Abstract

Abstract Goals/Purpose Ultrasound-guided regional field blocks are not widely used in outpatient plastic surgery.1 These blocks have been shown to significantly decrease the number of prescribed opioids in patients who underwent abdominoplasty, liposuction, and primary submuscular breast operations. 2,3 The goal of this study is to compare ultrasound-guided TAP blocks to local infiltration anesthesia with or without blind rectus sheath blocks in patients undergoing abdominoplasty. Methods/Technique A retrospective review was conducted of patients undergoing outpatient abdominoplasty performed by the senior surgeon. Group 1 (Local) received local infiltration anesthesia with or without blind rectus sheath blocks between April 2009 and December 2013. Group 2 (TAP) received surgeon-led, intraoperative, ultrasound-guided, 4-quadrant TAP blocks between January 2014 and December 2021. Outcomes measured included opioid utilization, morphine milligram equivalents (MME) and pain level at discharge (scale from 1 to 10). All abdominoplasties were performed using the same suture materials and techniques by the senior surgeon in the same accredited outpatient surgical facility.
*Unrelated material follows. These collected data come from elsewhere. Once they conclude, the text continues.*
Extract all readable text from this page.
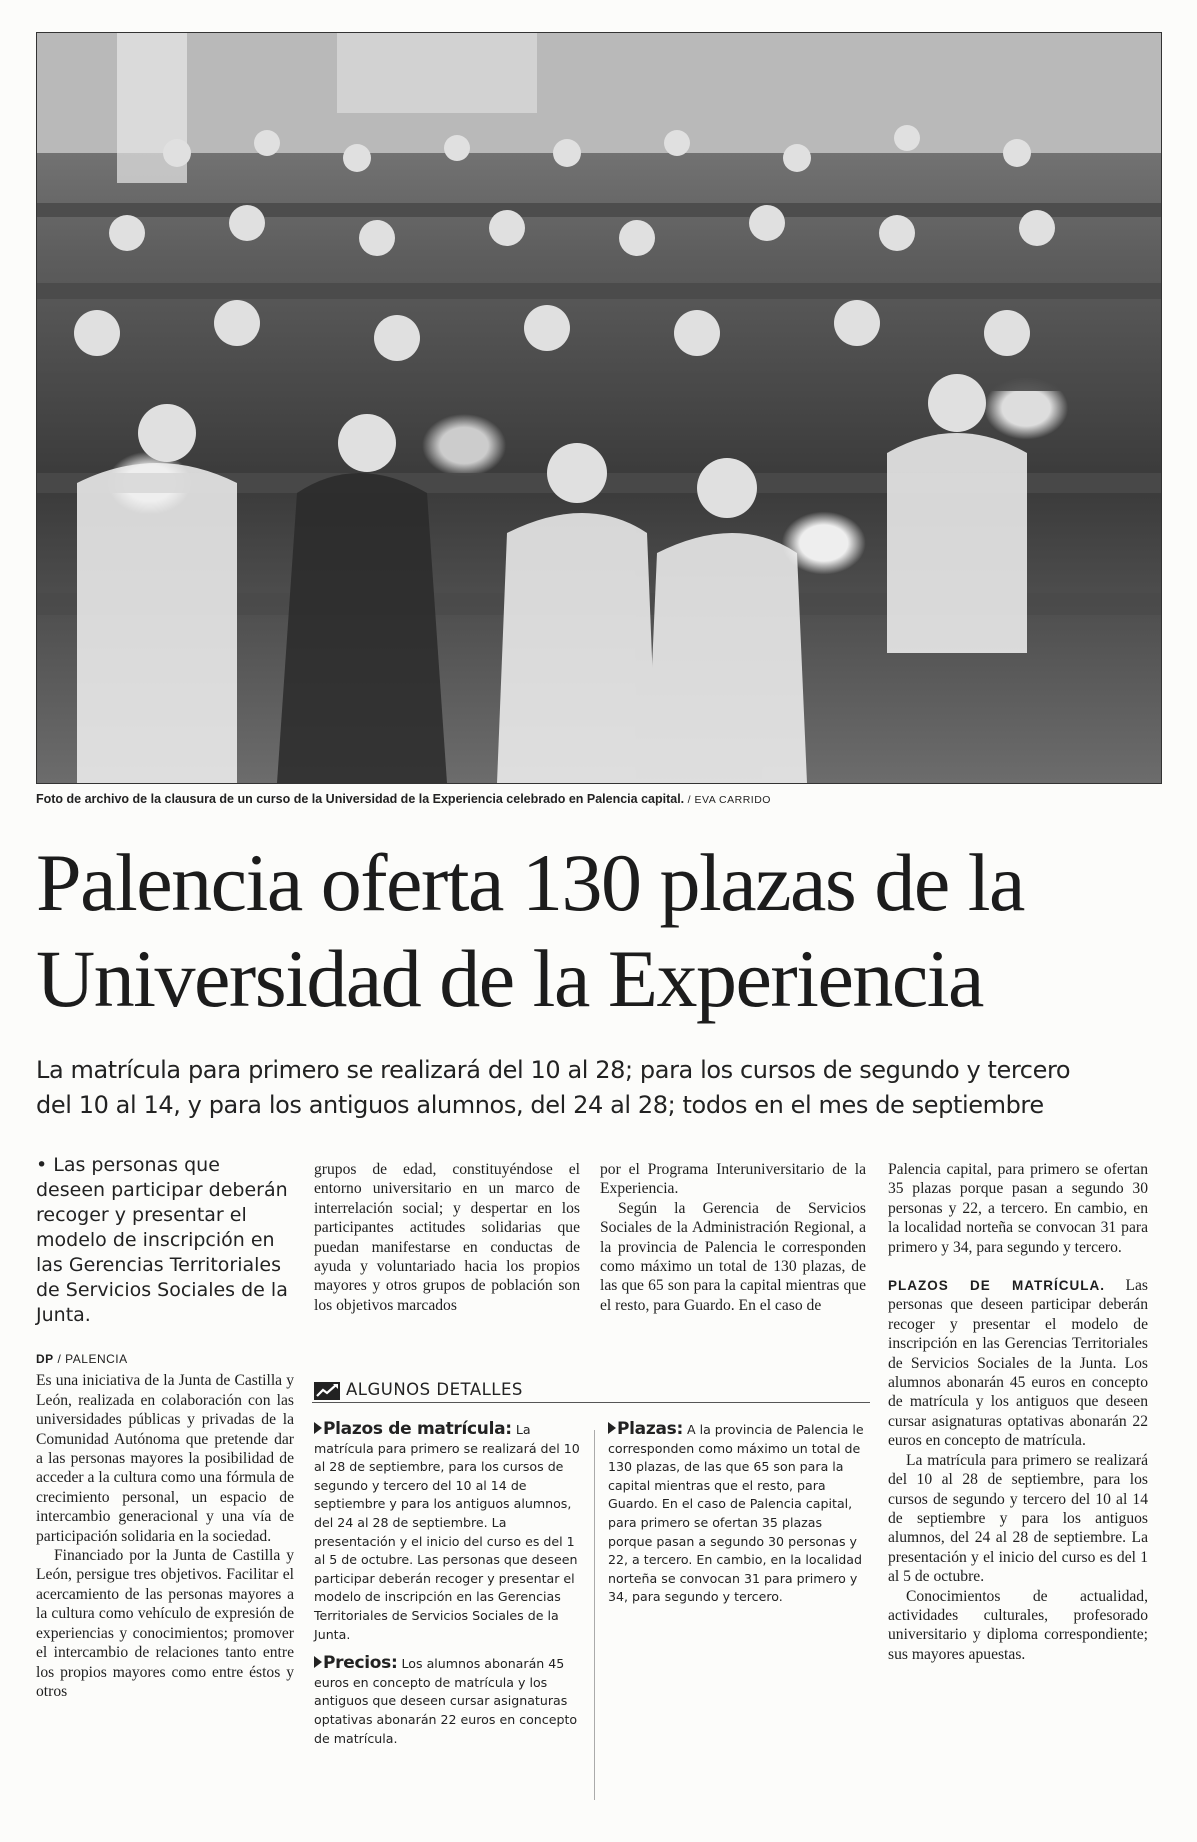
Foto de archivo de la clausura de un curso de la Universidad de la Experiencia celebrado en Palencia capital. / EVA CARRIDO
Palencia oferta 130 plazas de la
Universidad de la Experiencia
La matrícula para primero se realizará del 10 al 28; para los cursos de segundo y tercero
del 10 al 14, y para los antiguos alumnos, del 24 al 28; todos en el mes de septiembre

• Las personas que deseen participar deberán recoger y presentar el modelo de inscripción en las Gerencias Territoriales de Servicios Sociales de la Junta.

DP / PALENCIA

Es una iniciativa de la Junta de Castilla y León, realizada en colaboración con las universidades públicas y privadas de la Comunidad Autónoma que pretende dar a las personas mayores la posibilidad de acceder a la cultura como una fórmula de crecimiento personal, un espacio de intercambio generacional y una vía de participación solidaria en la sociedad.

Financiado por la Junta de Castilla y León, persigue tres objetivos. Facilitar el acercamiento de las personas mayores a la cultura como vehículo de expresión de experiencias y conocimientos; promover el intercambio de relaciones tanto entre los propios mayores como entre éstos y otros

grupos de edad, constituyéndose el entorno universitario en un marco de interrelación social; y despertar en los participantes actitudes solidarias que puedan manifestarse en conductas de ayuda y voluntariado hacia los propios mayores y otros grupos de población son los objetivos marcados

por el Programa Interuniversitario de la Experiencia.

Según la Gerencia de Servicios Sociales de la Administración Regional, a la provincia de Palencia le corresponden como máximo un total de 130 plazas, de las que 65 son para la capital mientras que el resto, para Guardo. En el caso de

Palencia capital, para primero se ofertan 35 plazas porque pasan a segundo 30 personas y 22, a tercero. En cambio, en la localidad norteña se convocan 31 para primero y 34, para segundo y tercero.

PLAZOS DE MATRÍCULA. Las personas que deseen participar deberán recoger y presentar el modelo de inscripción en las Gerencias Territoriales de Servicios Sociales de la Junta. Los alumnos abonarán 45 euros en concepto de matrícula y los antiguos que deseen cursar asignaturas optativas abonarán 22 euros en concepto de matrícula.

La matrícula para primero se realizará del 10 al 28 de septiembre, para los cursos de segundo y tercero del 10 al 14 de septiembre y para los antiguos alumnos, del 24 al 28 de septiembre. La presentación y el inicio del curso es del 1 al 5 de octubre.

Conocimientos de actualidad, actividades culturales, profesorado universitario y diploma correspondiente; sus mayores apuestas.

ALGUNOS DETALLES

Plazos de matrícula: La matrícula para primero se realizará del 10 al 28 de septiembre, para los cursos de segundo y tercero del 10 al 14 de septiembre y para los antiguos alumnos, del 24 al 28 de septiembre. La presentación y el inicio del curso es del 1 al 5 de octubre. Las personas que deseen participar deberán recoger y presentar el modelo de inscripción en las Gerencias Territoriales de Servicios Sociales de la Junta.

Precios: Los alumnos abonarán 45 euros en concepto de matrícula y los antiguos que deseen cursar asignaturas optativas abonarán 22 euros en concepto de matrícula.

Plazas: A la provincia de Palencia le corresponden como máximo un total de 130 plazas, de las que 65 son para la capital mientras que el resto, para Guardo. En el caso de Palencia capital, para primero se ofertan 35 plazas porque pasan a segundo 30 personas y 22, a tercero. En cambio, en la localidad norteña se convocan 31 para primero y 34, para segundo y tercero.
Abdominoplasty technique included supraumbilical undermining, umbilical transposition, rectus abdominis fascial plication, progressive tension sutures, and liposuction of the flanks. Patients were excluded if other procedures were performed at the time of abdominoplasty. Results/Complications 60 patients in each of the two study groups met the study criteria for a total of 120 patients. The study groups were similar except for a lower average age in group 1 (Table 1). Patients receiving TAP blocks (group 2) had significantly lower MME requirements in the PACU (3.48 v 2.21, p=0.005). There was no difference in pain level at discharge between the two groups (2.35 v 2.17, p=0.624), (Table 1). Conclusion Surgeon-led, intraoperative, ultrasound-guided, 4-quadrant TAP blocks statistically significantly reduced opioid utilization by 36.5% in the PACU while achieving comparable patient pain scores.